Phase 3 trials are trials that compare:

  • new treatments with the best currently available treatment, also known as standard care
  • different doses of ways of giving the standard treatment
  • a new therapy schedule with a standard one.

Phase 3 cancer trials are usually aimed at determining whether a particular drug improves the overall survival of people with cancer. 

Patients are usually randomised to one of 2 groups (or ‘arms’):

  • intervention (the drug being tested) 
  • control (placebo or standard of care). 

Such trials are also known as randomised controlled trials and involve hundreds of patients.

Registration review and marketing approval

The registration review and marketing approval stage is where all the results generated in the pre-clinical and clinical development phases are submitted to the appropriate regulatory bodies. In Australia, this is the Therapeutic Goods Administration (TGA). In the US, this is the Food and Drug Administration (FDA).

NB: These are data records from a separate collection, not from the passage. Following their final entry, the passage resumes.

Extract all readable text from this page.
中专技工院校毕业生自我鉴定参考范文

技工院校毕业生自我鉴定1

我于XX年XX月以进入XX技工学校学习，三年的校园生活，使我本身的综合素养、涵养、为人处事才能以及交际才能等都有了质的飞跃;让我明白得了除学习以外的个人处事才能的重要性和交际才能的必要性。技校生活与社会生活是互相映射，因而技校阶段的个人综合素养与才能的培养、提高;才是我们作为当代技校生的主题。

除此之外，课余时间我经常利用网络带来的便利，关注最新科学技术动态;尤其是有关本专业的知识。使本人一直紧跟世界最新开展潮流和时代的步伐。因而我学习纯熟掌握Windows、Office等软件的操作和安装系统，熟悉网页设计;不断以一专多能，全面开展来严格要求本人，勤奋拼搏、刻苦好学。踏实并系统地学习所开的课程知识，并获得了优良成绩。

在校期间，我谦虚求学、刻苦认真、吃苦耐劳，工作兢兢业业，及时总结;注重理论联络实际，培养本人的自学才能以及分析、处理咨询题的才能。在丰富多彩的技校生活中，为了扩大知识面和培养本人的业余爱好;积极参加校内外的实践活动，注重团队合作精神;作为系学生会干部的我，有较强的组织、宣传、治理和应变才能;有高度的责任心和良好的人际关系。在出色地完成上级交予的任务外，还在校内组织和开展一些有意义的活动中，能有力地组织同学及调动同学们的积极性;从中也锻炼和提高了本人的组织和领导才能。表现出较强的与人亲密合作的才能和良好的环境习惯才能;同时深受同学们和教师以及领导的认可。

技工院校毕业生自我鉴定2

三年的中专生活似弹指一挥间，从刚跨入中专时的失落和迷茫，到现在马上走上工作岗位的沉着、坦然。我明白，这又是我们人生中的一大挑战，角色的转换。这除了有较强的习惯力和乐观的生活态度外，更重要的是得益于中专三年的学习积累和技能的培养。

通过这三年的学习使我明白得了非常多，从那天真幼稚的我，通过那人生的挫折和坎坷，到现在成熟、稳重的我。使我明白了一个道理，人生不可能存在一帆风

The results are evaluated to determine whether the new drug should be registered on the Australian Register of Therapeutic Goods (ARTG). In Australia, doctors can only prescribe a drug if it is listed on the ARTG. Note that this is not the same as when a treatment becomes government-funded through the Pharmaceutical Benefit Scheme (PBS). This requires another process.


The post-marketing stage is when more studies are done after a treatment is commercially available. These studies aim to understand how best to use the approved drug in the most cost-effective way for the patients and for the broader community. Sometimes, this stage is referred to as Phase 4 clinical trials.